Revival Woodwork
The Incredible Green Home
This new Foursquare was built by the company Bethesda Bungalows on an infill lot in Chevy Chase, Maryland. The project is called “the incredible green home” because of its energy-efficient construction: it received platinum-level LEED certification. But the beauty of the house comes from its extraordinary details, influenced by bungalow-era and Prairie School details. It was designed by revival architect Christian Gladu of Bend, Oregon.

In the kitchen, an efficient nook includes storage; beadboard is a popular wall cladding.
Erick Gibson
Overhanging eaves, grouped windows with substantial trim, a tapered entry door, and decorated square columns create interest outside. The same quality continues on the interior, where the dining room is elevated and the platform surrounded by large boxed columns. A built-in breakfast nook in the kitchen includes storage underneath the benches.
Arts & Crafts Modern-Rustic

This new house in North Carolina is a contemporary take on Craftsman style. Multiple cladding materials lend scale; the garage (foreground) has board-and-batten siding.
Roger Wade
Craftsmanship and intimate spaces define another new house, designed by architect Shawn Leatherwood. It’s part modern, part rustic, and part North Carolina vernacular, but millwork details are clearly influenced by houses of the Arts & Crafts period.
The exterior is clad in clapboards, shingles, and board-and-batten siding, all of which lends scale to this rambling house tucked into a hillside.
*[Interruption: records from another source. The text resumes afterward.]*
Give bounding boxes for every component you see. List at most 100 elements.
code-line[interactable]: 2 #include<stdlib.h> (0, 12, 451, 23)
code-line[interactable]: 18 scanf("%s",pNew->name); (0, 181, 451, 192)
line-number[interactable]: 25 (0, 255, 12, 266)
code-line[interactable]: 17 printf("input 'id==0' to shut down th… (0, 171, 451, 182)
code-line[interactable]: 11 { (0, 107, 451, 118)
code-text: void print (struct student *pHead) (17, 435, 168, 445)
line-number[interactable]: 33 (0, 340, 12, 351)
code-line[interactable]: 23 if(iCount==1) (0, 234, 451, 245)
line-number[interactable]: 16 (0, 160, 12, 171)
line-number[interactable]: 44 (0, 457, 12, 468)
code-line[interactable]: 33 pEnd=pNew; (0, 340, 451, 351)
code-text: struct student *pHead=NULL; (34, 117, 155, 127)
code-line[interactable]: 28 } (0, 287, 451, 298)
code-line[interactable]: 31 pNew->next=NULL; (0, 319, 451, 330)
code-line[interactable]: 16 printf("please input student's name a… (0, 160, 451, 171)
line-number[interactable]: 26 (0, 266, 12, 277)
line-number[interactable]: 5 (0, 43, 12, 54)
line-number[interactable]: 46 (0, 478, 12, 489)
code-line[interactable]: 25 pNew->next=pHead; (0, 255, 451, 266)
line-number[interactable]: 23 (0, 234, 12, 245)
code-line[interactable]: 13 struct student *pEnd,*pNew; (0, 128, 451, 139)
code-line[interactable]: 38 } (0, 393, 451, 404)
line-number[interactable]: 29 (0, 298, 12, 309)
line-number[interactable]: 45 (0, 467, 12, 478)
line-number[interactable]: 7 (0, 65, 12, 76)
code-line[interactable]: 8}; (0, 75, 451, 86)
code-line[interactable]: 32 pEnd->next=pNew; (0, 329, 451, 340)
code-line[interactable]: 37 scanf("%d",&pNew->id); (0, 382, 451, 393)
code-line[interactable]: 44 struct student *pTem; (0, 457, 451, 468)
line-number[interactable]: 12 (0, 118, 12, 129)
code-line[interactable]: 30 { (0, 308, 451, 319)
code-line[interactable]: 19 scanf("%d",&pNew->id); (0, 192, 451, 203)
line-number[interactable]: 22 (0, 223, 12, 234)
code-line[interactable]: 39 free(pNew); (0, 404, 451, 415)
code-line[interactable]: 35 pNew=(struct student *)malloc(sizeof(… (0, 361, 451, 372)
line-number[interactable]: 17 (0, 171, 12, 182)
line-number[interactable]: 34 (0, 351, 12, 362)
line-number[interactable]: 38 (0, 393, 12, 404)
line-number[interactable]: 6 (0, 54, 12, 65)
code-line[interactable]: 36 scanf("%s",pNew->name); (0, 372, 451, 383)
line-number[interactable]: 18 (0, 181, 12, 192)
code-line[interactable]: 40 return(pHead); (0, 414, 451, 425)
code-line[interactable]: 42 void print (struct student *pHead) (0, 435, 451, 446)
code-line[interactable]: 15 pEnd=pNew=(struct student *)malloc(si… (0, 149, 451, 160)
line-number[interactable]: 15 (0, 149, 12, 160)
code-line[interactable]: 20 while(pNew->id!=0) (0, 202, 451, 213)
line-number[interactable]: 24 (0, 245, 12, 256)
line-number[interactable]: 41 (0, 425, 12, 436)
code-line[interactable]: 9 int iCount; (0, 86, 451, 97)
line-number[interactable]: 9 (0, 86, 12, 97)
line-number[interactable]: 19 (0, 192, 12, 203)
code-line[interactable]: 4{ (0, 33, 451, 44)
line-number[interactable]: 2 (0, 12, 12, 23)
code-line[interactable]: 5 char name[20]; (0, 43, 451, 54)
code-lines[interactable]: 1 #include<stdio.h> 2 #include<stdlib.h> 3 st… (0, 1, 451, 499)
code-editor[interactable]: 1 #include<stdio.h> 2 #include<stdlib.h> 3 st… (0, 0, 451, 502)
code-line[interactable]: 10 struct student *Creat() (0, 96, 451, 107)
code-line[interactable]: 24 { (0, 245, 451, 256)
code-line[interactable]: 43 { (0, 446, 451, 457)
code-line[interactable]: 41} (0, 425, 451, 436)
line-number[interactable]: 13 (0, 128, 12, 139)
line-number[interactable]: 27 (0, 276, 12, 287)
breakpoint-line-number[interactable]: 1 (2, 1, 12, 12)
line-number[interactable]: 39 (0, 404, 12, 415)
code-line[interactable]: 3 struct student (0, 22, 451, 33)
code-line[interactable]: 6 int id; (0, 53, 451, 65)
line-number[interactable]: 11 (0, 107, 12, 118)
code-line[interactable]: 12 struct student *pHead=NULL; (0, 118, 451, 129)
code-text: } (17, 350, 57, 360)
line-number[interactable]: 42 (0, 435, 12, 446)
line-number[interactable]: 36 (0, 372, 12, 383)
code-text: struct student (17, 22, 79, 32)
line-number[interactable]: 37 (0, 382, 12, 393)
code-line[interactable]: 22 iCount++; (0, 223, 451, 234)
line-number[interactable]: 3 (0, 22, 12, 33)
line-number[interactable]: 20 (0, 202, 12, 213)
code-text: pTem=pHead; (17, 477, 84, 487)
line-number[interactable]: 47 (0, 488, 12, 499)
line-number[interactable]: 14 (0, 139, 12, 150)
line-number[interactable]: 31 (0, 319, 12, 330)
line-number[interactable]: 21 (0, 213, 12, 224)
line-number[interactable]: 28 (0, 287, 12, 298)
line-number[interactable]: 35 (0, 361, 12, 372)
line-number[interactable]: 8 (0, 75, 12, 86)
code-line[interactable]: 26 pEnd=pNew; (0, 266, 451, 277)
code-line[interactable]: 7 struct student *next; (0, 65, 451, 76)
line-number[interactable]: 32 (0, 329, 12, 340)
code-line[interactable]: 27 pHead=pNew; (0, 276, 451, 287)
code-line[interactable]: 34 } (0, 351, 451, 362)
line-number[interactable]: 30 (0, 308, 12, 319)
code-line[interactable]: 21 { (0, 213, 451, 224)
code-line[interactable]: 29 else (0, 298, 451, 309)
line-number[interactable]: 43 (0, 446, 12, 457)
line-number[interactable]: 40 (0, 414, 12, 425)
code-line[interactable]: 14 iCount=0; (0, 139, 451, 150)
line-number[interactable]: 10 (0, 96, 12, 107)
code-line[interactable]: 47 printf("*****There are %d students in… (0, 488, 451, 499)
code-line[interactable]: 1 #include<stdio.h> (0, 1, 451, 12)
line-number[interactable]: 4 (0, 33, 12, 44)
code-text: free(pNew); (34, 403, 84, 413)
A timber truss, half-timbered details, and large under-eave brackets (on the garage extension) are handsome elements.
Inside, square piers and columns separate rooms. A period-inspired wood wainscot lends scale to high-ceiling rooms.
Arts & Crafts Garden Structures
Garden structures are important in this period, too, and demand stylish millwork. Although derived from classical architecture, the pergola is a bungalow-era staple. Attached to the house or freestanding in the garden, a pergola consists of a colonnade (row of columns or piers) supporting an open roof, on which vines are often trained.
In suburban yards, even the tool shed is visible. Custom design, period details, and paint color will make the most prosaic outbuilding an asset.